1.  Alat bukti dapat berupa :
- Surat atau tulisan;
- Keterangan ahli;
- Keterangan saksi;
- Pengakuan para pihak;
- Pengetahuan Hakim
2. Â Keadaan yang telah diketahui oleh umum tidak perlu dibuktikan.
Kemudian atas Putusan (PUT) Pengadilan Pajak, apabila wajib pajak dan/atau DJP masih belum puas atas PUT tersebut, selanjutnya wajib pajak dan/atau DJP yang bersengketa dapat mengajukan Peninjauan Kembali (PK) kepada Mahkamah Agung (MA) atas Putusan Pengadilan apabila belum menemukan titik temu, sesuai dengan Pasal 77 ayat (3) UU PP, walapun atas pengajuan PK tersebut tidak berpengaruh kepada Putusan Pengadilan Pajak yang mengikat dan tetap dijalankan/eksekusi.
Berikut adalah data statistik hasil penyelesaian sengketa dalam kurun waktu tahun 2015 sampai dengan tahun 2021 di Pengadilan Pajak :
Dari data diatas, dalam kurun waktu 7 tahun, sengketa pajak lebih banyak dimenangkan oleh wajib pajak dari pada DJP. Mengabulkan seluruhnya sebanyak 34.509 sengketa dan mengabulkan sebagian 12.107, sedangkan Menolak sebanyak 17.983 sengketa dan Tidak Dapat Diterima sebanyak 7.298 sengketa. Hal tersebut tentunya harus dapat menjadi perhatian bagi DJP dalam melaksanakan Pemeriksaan Pajak, apakah prosedur yang diterapkan dan dilaksanakan dilapangan sudah sesuai dan sudah dijalankan secara keseluruhan, sehingga kedepan apabila terjadi sengketa tidak mudah dipatahkan oleh wajib pajak.
Kesimpulan
Kenyataan tersebut diatas, bisa menjadi bukti bahwa dalam melaksanakan pemungutan pajak sering kali tidak sesuai atau telah melanggar UU Perpajakan baik dalam proses/pelaksanaan pemeriksaan pajak, penetapan pajak maupun keberatan pajak sebagaimana diuraikan dalam penjelasan umum UU PP.
Sebenarnya bila DJP qq pejabat Fungsional Pemeriksa Pajak, petugas penetapan dan petugas menghormati dan mengakui keberadaan Pasal 12 UU KUP sebagai batasan atau rambu-rambu SAS, maka adanya sengketa pajak dapat diminimalisir, karena Pasal 12 ayat (2) UU KUP telah menjamin bahwa jumlah pajak yang terutang menurut SPT yang disampaikan oleh wajib pajak adalah jumlah pajak yang terutang menurut ketentuan perundang-undangan perpajakan dan menegaskan/membatasi dalam Pasal 12 ayat (3) bahwa hanya apabila DJP mendapatkan bukti bahwa pajak-pajak yang terutang menurut SPT sebagaimana dimaksud dalam Pasal 12 ayat (2) tidak benar, maka DJP menetapkan jumlah pajak terutang yang seharusnya/semestinya.
Ketidakbenaran jumlah pajak yang terutang menurut SPT wajib pajak dapat terjadi karena kesalahan penerapan pasal-pasal undang-undang perpajakan yang bersangkutan atau karena ketidakbenaran materi/penghitungan DPP oleh wajib pajak.

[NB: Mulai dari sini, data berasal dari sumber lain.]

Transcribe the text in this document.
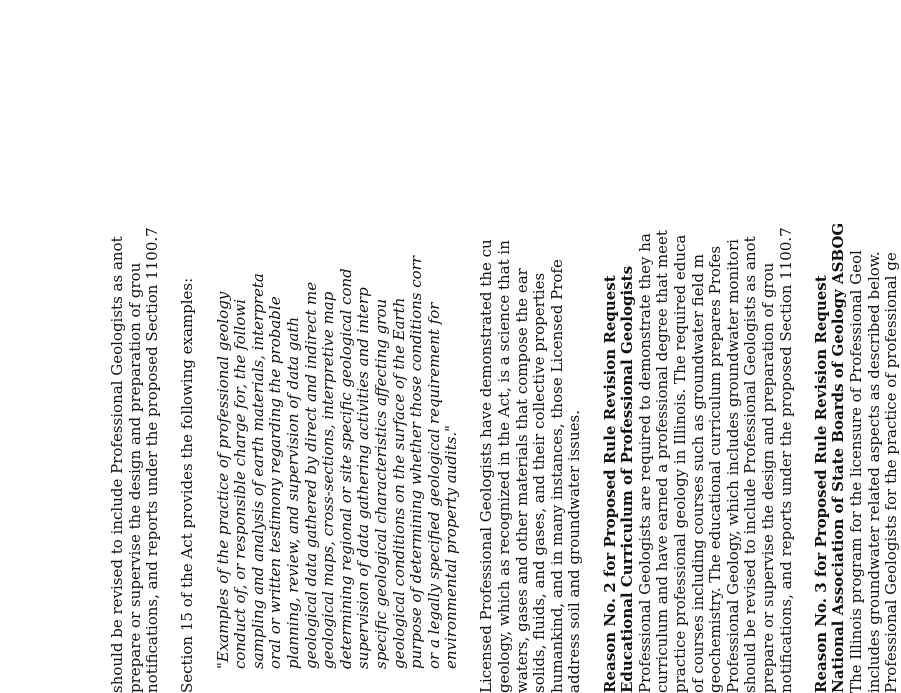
should be revised to include Professional Geologists as anot prepare or supervise the design and preparation of grou notifications, and reports under the proposed Section 1100.7 Section 15 of the Act provides the following examples: "Examples of the practice of professional geology conduct of, or responsible charge for, the followi sampling and analysis of earth materials, interpreta oral or written testimony regarding the probable planning, review, and supervision of data gath geological data gathered by direct and indirect me geological maps, cross-sections, interpretive map determining regional or site specific geological cond supervision of data gathering activities and interp specific geological characteristics affecting grou geological conditions on the surface of the Earth purpose of determining whether those conditions corr or a legally specified geological requirement for environmental property audits." Licensed Professional Geologists have demonstrated the cu geology, which as recognized in the Act, is a science that in waters, gases and other materials that compose the ear solids, fluids, and gases, and their collective properties humankind, and in many instances, those Licensed Profe address soil and groundwater issues. Reason No. 2 for Proposed Rule Revision Request Educational Curriculum of Professional Geologists Professional Geologists are required to demonstrate they ha curriculum and have earned a professional degree that meet practice professional geology in Illinois. The required educa of courses including courses such as groundwater field m geochemistry. The educational curriculum prepares Profes Professional Geology, which includes groundwater monitori should be revised to include Professional Geologists as anot prepare or supervise the design and preparation of grou notifications, and reports under the proposed Section 1100.7 Reason No. 3 for Proposed Rule Revision Request National Association of State Boards of Geology ASBOG The Illinois program for the licensure of Professional Geol includes groundwater related aspects as described below. Professional Geologists for the practice of professional ge
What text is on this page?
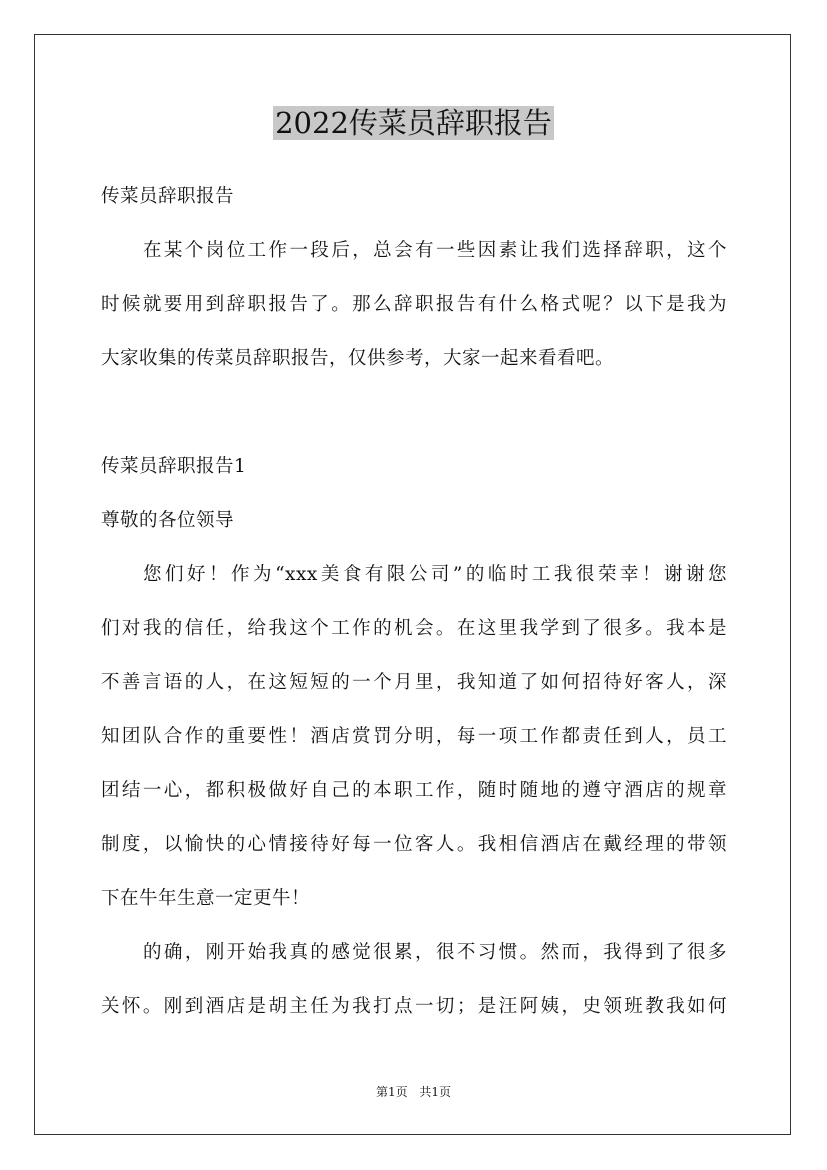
2022传菜员辞职报告

传菜员辞职报告

在某个岗位工作一段后，总会有一些因素让我们选择辞职，这个

时候就要用到辞职报告了。那么辞职报告有什么格式呢？以下是我为

大家收集的传菜员辞职报告，仅供参考，大家一起来看看吧。

传菜员辞职报告1

尊敬的各位领导

您们好！作为“xxx美食有限公司”的临时工我很荣幸！谢谢您

们对我的信任，给我这个工作的机会。在这里我学到了很多。我本是

不善言语的人，在这短短的一个月里，我知道了如何招待好客人，深

知团队合作的重要性！酒店赏罚分明，每一项工作都责任到人，员工

团结一心，都积极做好自己的本职工作，随时随地的遵守酒店的规章

制度，以愉快的心情接待好每一位客人。我相信酒店在戴经理的带领

下在牛年生意一定更牛！

的确，刚开始我真的感觉很累，很不习惯。然而，我得到了很多

关怀。刚到酒店是胡主任为我打点一切；是汪阿姨，史领班教我如何

第1页 共1页
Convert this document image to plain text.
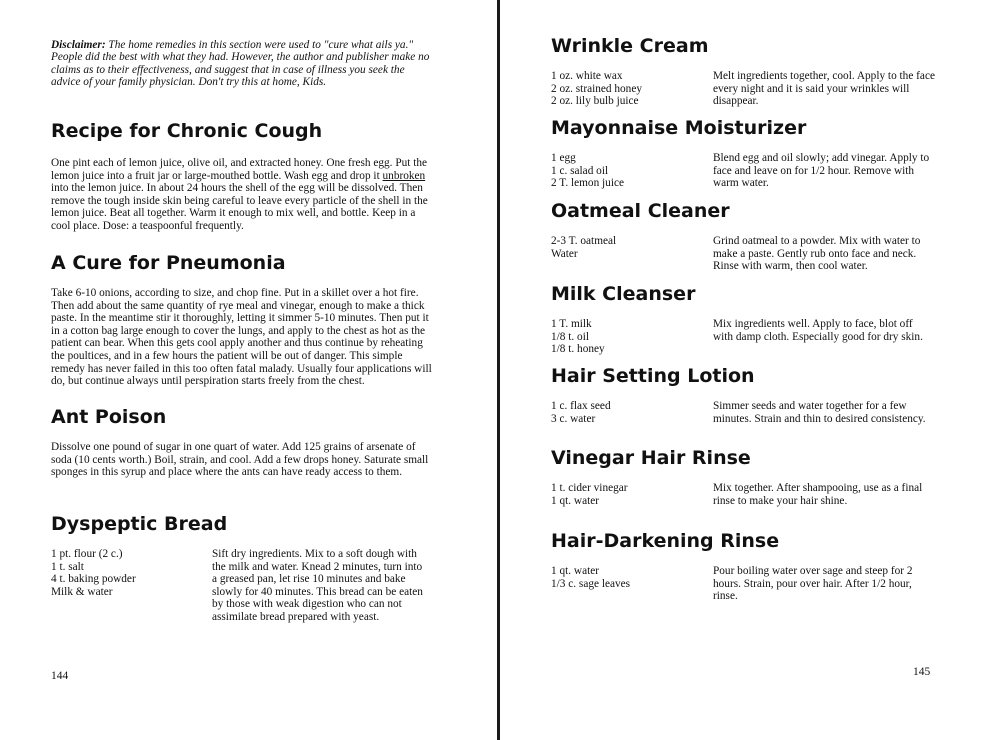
Disclaimer: The home remedies in this section were used to "cure what ails ya." People did the best with what they had. However, the author and publisher make no claims as to their effectiveness, and suggest that in case of illness you seek the advice of your family physician. Don't try this at home, Kids.

Recipe for Chronic Cough

One pint each of lemon juice, olive oil, and extracted honey. One fresh egg. Put the lemon juice into a fruit jar or large-mouthed bottle. Wash egg and drop it unbroken into the lemon juice. In about 24 hours the shell of the egg will be dissolved. Then remove the tough inside skin being careful to leave every particle of the shell in the lemon juice. Beat all together. Warm it enough to mix well, and bottle. Keep in a cool place. Dose: a teaspoonful frequently.

A Cure for Pneumonia

Take 6-10 onions, according to size, and chop fine. Put in a skillet over a hot fire. Then add about the same quantity of rye meal and vinegar, enough to make a thick paste. In the meantime stir it thoroughly, letting it simmer 5-10 minutes. Then put it in a cotton bag large enough to cover the lungs, and apply to the chest as hot as the patient can bear. When this gets cool apply another and thus continue by reheating the poultices, and in a few hours the patient will be out of danger. This simple remedy has never failed in this too often fatal malady. Usually four applications will do, but continue always until perspiration starts freely from the chest.

Ant Poison

Dissolve one pound of sugar in one quart of water. Add 125 grains of arsenate of soda (10 cents worth.) Boil, strain, and cool. Add a few drops honey. Saturate small sponges in this syrup and place where the ants can have ready access to them.

Dyspeptic Bread
1 pt. flour (2 c.)
1 t. salt
4 t. baking powder
Milk & water

Sift dry ingredients. Mix to a soft dough with the milk and water. Knead 2 minutes, turn into a greased pan, let rise 10 minutes and bake slowly for 40 minutes. This bread can be eaten by those with weak digestion who can not assimilate bread prepared with yeast.

144
Wrinkle Cream
1 oz. white wax
2 oz. strained honey
2 oz. lily bulb juice

Melt ingredients together, cool. Apply to the face every night and it is said your wrinkles will disappear.

Mayonnaise Moisturizer
1 egg
1 c. salad oil
2 T. lemon juice

Blend egg and oil slowly; add vinegar. Apply to face and leave on for 1/2 hour. Remove with warm water.

Oatmeal Cleaner
2-3 T. oatmeal
Water

Grind oatmeal to a powder. Mix with water to make a paste. Gently rub onto face and neck. Rinse with warm, then cool water.

Milk Cleanser
1 T. milk
1/8 t. oil
1/8 t. honey

Mix ingredients well. Apply to face, blot off with damp cloth. Especially good for dry skin.

Hair Setting Lotion
1 c. flax seed
3 c. water

Simmer seeds and water together for a few minutes. Strain and thin to desired consistency.

Vinegar Hair Rinse
1 t. cider vinegar
1 qt. water

Mix together. After shampooing, use as a final rinse to make your hair shine.

Hair-Darkening Rinse
1 qt. water
1/3 c. sage leaves

Pour boiling water over sage and steep for 2 hours. Strain, pour over hair. After 1/2 hour, rinse.

145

Dalam hal tersebut DJP harus benar-benar memperoleh bukti tentang ketidakbenaran dasar pengenaan pajak/penghasilan kena pajak dalam SPT wajib pajak tersebut.
Sehingga, konsekuensi dianutnya SAS dalam sistem pemungutan pajak di Indonesia mengharuskan Pemerintah qq DJJP menghormati ketentuan Pasal 12 UU KUP dan menerima jumlah pajak yang terutang dalam SPT wajib pajak sebagai hal yang benar apabila dalam Pemeriksaan Pajak tidak diperoleh bukti-bukti yang sah mengenai ketidakbenaran SPT wajib pajak tersebut.